Donté Curry

No. 57, 55, 96
- Position: Linebacker

Personal information
- Born: July 22, 1978 (age 48) Savannah, Georgia, U.S.
- Listed height: 6 ft 1 in (1.85 m)
- Listed weight: 240 lb (109 kg)

Career information
- High school: Savannah
- College: Morris Brown
- NFL draft: 2001: undrafted

Career history
- Green Bay Packers (2001)*; Washington Redskins (2001); Detroit Lions (2002–2007); Carolina Panthers (2007–2008);
- * Offseason or practice squad member only

Career NFL statistics
- Total tackles: 183
- Sacks: 3
- Forced fumbles: 5
- Fumble recoveries: 4
- Stats at Pro Football Reference

= Donté Curry =

American football player (born 1978)

Donté Lamont Curry (born July 22, 1978) is an American former professional football player who was a linebacker in the National Football League (NFL). He was signed by the Green Bay Packers as an undrafted free agent in 2001. He played college football for the Morris Brown Wolverines.

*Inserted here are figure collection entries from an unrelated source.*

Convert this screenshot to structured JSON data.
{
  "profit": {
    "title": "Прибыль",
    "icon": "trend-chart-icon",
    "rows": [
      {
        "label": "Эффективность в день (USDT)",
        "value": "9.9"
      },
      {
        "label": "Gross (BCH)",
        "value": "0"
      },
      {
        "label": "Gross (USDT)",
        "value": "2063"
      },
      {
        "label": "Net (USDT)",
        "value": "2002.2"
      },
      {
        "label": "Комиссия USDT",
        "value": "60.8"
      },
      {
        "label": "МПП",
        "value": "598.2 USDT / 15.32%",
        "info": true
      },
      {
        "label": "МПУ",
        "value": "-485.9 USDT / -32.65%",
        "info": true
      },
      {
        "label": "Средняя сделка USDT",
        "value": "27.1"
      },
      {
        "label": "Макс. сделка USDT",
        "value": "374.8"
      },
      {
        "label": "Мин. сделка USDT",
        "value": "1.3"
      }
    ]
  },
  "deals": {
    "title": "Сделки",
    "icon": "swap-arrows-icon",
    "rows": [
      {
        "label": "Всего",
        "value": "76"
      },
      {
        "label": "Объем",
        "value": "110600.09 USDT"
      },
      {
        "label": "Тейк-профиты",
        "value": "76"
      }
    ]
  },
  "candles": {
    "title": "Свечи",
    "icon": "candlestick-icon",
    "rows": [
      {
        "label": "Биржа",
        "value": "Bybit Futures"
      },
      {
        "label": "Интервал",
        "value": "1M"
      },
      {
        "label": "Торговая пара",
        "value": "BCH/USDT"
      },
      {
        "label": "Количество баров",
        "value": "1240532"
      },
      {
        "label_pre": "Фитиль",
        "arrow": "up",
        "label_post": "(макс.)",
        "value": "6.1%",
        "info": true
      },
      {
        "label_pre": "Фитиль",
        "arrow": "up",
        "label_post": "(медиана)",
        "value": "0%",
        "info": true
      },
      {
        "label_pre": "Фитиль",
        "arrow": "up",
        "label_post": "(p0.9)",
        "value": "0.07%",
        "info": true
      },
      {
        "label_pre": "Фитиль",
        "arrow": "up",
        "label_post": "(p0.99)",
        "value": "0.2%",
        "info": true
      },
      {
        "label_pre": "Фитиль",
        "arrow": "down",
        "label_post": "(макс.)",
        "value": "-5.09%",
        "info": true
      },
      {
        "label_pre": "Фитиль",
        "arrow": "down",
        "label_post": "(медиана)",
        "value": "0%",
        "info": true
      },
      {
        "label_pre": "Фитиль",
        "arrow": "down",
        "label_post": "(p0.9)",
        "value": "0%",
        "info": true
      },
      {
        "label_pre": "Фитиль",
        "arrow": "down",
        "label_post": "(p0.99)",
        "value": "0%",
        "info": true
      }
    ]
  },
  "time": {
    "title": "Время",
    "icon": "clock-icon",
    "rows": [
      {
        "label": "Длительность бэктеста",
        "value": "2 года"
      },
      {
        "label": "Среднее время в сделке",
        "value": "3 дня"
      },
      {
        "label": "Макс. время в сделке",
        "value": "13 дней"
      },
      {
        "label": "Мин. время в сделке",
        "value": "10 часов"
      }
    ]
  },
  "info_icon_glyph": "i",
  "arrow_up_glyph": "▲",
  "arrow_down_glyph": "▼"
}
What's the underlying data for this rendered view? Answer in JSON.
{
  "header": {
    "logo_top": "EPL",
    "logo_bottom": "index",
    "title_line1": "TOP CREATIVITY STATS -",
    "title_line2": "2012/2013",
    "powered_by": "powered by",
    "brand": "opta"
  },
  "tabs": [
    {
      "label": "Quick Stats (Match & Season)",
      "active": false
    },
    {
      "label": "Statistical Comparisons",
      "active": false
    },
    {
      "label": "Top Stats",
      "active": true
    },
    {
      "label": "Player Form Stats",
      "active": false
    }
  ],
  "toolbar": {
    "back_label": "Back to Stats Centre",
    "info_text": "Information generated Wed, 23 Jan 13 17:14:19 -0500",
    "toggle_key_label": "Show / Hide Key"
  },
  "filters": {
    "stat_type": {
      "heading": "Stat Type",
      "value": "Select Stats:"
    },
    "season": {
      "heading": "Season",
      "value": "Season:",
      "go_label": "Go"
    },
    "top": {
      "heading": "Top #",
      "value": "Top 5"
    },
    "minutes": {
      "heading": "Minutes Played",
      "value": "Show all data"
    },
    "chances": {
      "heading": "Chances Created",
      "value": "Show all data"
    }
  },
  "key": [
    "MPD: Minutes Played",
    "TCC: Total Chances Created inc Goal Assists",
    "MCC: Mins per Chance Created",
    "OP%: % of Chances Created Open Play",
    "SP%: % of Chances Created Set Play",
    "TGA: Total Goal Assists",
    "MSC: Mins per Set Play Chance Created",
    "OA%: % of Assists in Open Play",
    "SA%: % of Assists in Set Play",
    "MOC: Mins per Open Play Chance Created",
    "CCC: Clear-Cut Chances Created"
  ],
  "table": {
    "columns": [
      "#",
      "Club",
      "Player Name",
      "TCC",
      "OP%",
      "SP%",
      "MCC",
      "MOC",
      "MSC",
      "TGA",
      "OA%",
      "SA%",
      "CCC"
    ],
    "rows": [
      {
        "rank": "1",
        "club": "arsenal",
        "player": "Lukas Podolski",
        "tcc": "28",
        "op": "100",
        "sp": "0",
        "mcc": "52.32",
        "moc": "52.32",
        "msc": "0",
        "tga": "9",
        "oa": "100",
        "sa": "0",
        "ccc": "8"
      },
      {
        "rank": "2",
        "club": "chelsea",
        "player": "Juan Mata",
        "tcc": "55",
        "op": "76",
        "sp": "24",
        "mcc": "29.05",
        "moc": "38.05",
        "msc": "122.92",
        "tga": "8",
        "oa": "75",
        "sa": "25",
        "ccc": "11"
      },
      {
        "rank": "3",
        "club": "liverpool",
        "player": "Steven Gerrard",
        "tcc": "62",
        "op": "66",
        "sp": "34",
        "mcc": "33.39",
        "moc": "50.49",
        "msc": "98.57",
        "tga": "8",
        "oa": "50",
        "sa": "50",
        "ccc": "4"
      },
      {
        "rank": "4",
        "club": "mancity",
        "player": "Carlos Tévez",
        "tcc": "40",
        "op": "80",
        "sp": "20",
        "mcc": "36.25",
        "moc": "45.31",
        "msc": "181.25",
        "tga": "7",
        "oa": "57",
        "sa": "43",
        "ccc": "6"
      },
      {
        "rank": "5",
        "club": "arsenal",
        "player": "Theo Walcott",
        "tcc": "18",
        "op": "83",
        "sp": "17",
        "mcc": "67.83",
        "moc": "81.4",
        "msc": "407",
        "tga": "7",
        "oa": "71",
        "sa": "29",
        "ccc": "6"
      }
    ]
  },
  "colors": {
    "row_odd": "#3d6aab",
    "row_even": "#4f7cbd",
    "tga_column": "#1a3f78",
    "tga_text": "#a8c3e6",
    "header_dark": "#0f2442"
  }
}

Curry played for the Carolina Panthers, Washington Redskins, and the Detroit Lions.

==Early life==
Curry attended Savannah High School in Savannah, Georgia. In football, he was a three-year letterman and as a senior, he won All-State honors as a defensive end.

==College career==
Curry played college football at Morris Brown College, where he played in 21 games recording 171 tackles and 26 sacks. He majored in therapeutic recreation.

==Professional career==

===Washington Redskins===
Curry was signed by the Washington Redskins as a free agent on October 3, 2001. In his rookie season he played in eight games and recorded four tackles.

===Detroit Lions===
Curry was claimed off waivers by the Detroit Lions on August 28, 2002. In his first season with the Lions, he played in all 16 games making ten starts and finished the season with a career high 66 tackles and three sacks. In the 2003 season, he played in 11 games and was inactive for five, he recorded nine tackles. The following season he recorded 22 tackles. In the 2005 season Curry had a solid season finishing the campaign with 38 tackles. The following season, he was elected special teams captain for the third year running. He recorded 18 tackles. In 2007, his final year for the Lions, he played in two games making three tackles.

===Carolina Panthers===
Curry was signed by the Carolina Panthers as a free agent September 24, 2007 and played in seven games making seven tackles. In the 2008 season he played in 13 games recording 13 tackles.

==NFL career statistics==

Legend
| Bold | Career high |

===Regular season===

Year: Team; Games; Tackles; Interceptions; Fumbles
GP: GS; Cmb; Solo; Ast; Sck; TFL; Int; Yds; TD; Lng; PD; FF; FR; Yds; TD
2001: WAS; 8; 0; 4; 3; 1; 0.0; 0; 0; 0; 0; 0; 0; 0; 0; 0; 0
2002: DET; 16; 10; 68; 51; 17; 3.0; 0; 0; 0; 0; 0; 0; 4; 1; 0; 0
2003: DET; 11; 0; 9; 8; 1; 0.0; 0; 0; 0; 0; 0; 0; 0; 1; 0; 0
2004: DET; 12; 0; 23; 21; 2; 0.0; 0; 0; 0; 0; 0; 0; 1; 1; 0; 0
2005: DET; 13; 2; 38; 28; 10; 0.0; 1; 0; 0; 0; 0; 0; 0; 0; 0; 0
2006: DET; 16; 0; 18; 14; 4; 0.0; 0; 0; 0; 0; 0; 0; 0; 1; 0; 0
2007: DET; 2; 0; 3; 3; 0; 0.0; 0; 0; 0; 0; 0; 0; 0; 0; 0; 0
CAR: 7; 0; 7; 5; 2; 0.0; 0; 0; 0; 0; 0; 0; 0; 0; 0; 0
2008: CAR; 13; 0; 13; 11; 2; 0.0; 0; 0; 0; 0; 0; 0; 0; 0; 0; 0
98; 12; 183; 144; 39; 3.0; 1; 0; 0; 0; 0; 0; 5; 4; 0; 0

===Playoffs===

Year: Team; Games; Tackles; Interceptions; Fumbles
GP: GS; Cmb; Solo; Ast; Sck; TFL; Int; Yds; TD; Lng; PD; FF; FR; Yds; TD
2008: CAR; 1; 0; 0; 0; 0; 0.0; 0; 0; 0; 0; 0; 0; 0; 0; 0; 0
1; 0; 0; 0; 0; 0.0; 0; 0; 0; 0; 0; 0; 0; 0; 0; 0

==Coaching career==
Curry began coaching high school football at Langston Hughes High School near Fairburn, Georgia in 2009.
He now coaches at Lovejoy High School in Clayton County.